Many companies see management system certifications as a tool to add credibility to the organisation, as they guarantee that a product or service meets the expectations of the customers. However, managing multiple certifications can worsen the firm’s performance due to a possible conflict of interests. A recent study co-authored by the UB Business School researchers Merce Bernardo and Claudio Cruz-Cazares has, though, identified three combinations of certifications that show consistent leverage on Portuguese firm performance.
The results were published in the International Journal of Production Economics in December 2019 under the title Do multiple certifications leverage firm performance? A dynamic approach. The study was co-authored by Alfonso Hernandez-Vivanco (University of Barcelona & EUSS), Pedro Domingues, Paulo Sampaio (University of Minho), Merce Bernardo and Claudio Cruz-Cazares (University of Barcelona).
The results suggest that ISO 9001 could be the main driver in multiple certifications to leverage firm performance in terms of profiting from sales, assets and using capital efficiently. This standard certifies the compliance with quality requirements based on quality management principles, such as a strong customer focus, the involvement of people, the process approach and continual improvement, which should, in turn, ensure that customers get consistent products and services which meets both their needs and the norm requirements.
In addition to ISO 9001, the analysis included ISO 14001 and OHSAS 18001. The ISO 14001 certification sets out the criteria for an environmental management system and, therefore, can provide assurance that environmental impact is being improved.
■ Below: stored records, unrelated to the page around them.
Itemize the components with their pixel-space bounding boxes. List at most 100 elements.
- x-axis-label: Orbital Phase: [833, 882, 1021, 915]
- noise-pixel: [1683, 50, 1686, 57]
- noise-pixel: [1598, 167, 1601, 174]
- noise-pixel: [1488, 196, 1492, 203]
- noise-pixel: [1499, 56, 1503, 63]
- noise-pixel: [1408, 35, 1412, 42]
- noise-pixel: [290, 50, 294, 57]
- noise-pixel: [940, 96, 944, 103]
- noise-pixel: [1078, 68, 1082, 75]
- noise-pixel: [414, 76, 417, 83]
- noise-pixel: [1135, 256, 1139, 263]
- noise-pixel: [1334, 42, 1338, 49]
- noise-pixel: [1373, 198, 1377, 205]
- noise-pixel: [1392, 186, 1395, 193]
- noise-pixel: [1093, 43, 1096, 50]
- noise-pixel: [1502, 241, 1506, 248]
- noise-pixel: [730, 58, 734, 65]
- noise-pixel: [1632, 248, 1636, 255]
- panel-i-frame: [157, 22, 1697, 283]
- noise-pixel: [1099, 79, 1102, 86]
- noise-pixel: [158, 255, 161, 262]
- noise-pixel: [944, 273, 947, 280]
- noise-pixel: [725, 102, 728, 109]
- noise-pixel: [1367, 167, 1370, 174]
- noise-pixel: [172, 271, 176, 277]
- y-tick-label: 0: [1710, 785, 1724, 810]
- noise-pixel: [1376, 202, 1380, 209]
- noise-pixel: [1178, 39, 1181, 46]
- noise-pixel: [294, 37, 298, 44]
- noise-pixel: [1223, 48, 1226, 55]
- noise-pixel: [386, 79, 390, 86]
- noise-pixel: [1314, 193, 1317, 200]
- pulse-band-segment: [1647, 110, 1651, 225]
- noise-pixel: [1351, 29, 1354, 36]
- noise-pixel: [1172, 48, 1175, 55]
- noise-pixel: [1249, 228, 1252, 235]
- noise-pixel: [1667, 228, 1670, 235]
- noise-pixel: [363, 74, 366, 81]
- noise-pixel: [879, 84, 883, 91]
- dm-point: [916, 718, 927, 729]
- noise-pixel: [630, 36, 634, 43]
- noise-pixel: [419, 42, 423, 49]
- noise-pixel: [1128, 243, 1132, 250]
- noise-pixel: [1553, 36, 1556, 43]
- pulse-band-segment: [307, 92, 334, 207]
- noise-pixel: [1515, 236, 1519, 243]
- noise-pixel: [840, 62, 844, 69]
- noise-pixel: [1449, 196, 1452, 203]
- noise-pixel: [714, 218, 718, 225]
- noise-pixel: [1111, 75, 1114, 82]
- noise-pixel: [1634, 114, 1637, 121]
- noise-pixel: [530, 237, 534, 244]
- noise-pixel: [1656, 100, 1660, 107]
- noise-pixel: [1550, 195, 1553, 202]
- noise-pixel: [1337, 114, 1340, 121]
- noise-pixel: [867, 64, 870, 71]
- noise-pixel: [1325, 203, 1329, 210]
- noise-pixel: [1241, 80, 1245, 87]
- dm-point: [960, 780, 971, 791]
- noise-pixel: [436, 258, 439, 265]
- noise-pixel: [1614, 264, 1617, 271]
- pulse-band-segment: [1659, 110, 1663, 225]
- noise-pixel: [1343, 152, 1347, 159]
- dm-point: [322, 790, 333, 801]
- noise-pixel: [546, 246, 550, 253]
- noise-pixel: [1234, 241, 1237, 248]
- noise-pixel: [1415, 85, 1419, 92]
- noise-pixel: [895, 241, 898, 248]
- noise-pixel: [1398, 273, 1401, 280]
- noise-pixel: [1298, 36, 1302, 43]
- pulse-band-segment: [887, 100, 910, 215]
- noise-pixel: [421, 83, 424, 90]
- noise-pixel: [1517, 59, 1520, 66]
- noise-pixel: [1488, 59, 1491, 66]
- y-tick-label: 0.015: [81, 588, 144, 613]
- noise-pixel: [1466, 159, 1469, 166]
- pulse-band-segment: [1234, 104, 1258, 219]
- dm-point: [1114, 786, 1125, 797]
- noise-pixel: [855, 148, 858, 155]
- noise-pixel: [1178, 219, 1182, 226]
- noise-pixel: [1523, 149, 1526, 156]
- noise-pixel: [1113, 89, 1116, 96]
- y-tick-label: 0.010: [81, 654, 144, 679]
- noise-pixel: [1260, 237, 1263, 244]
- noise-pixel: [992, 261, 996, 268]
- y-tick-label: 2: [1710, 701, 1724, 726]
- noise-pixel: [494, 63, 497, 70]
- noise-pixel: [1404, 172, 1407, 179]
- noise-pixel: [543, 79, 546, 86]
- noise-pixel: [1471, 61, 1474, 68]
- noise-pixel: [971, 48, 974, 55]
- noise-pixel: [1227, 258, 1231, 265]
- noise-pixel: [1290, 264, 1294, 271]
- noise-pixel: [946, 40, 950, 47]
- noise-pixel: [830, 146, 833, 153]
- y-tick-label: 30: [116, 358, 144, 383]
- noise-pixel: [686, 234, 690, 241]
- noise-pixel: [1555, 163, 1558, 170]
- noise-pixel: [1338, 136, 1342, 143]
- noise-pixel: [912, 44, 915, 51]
On the other hand, OHSAS 18001 provides a framework to identify, control and decrease health and safety risks within the workplace, thus making clear that the firm views employee’s health and safety as a priority.
The authors came upon three combinations of certifications that show consistent improvement on firm performance. ISO 9001 is the common factor in all the combinations, which are: 1) ISO 9001; 2) ISO 9001 + ISO 14001; 3) ISO 9001 + ISO 14001 + OHSAS 18001. Firms certified by these standards improve their performance in sales, assets and the efficient use of capital. However, the results show no evidence of significant changes in firm performance when ISO 14001 and OHSAS 18001 are held neither solely nor combined. On the other hand, the adoption of ISO 9001 + OHSAS 18001 only allows significant improvements in the return on sales ratio.
On the whole, the evidence presented in this study suggests that firms can efficiently deal with the complexity of multiple certifications and take advantage of it.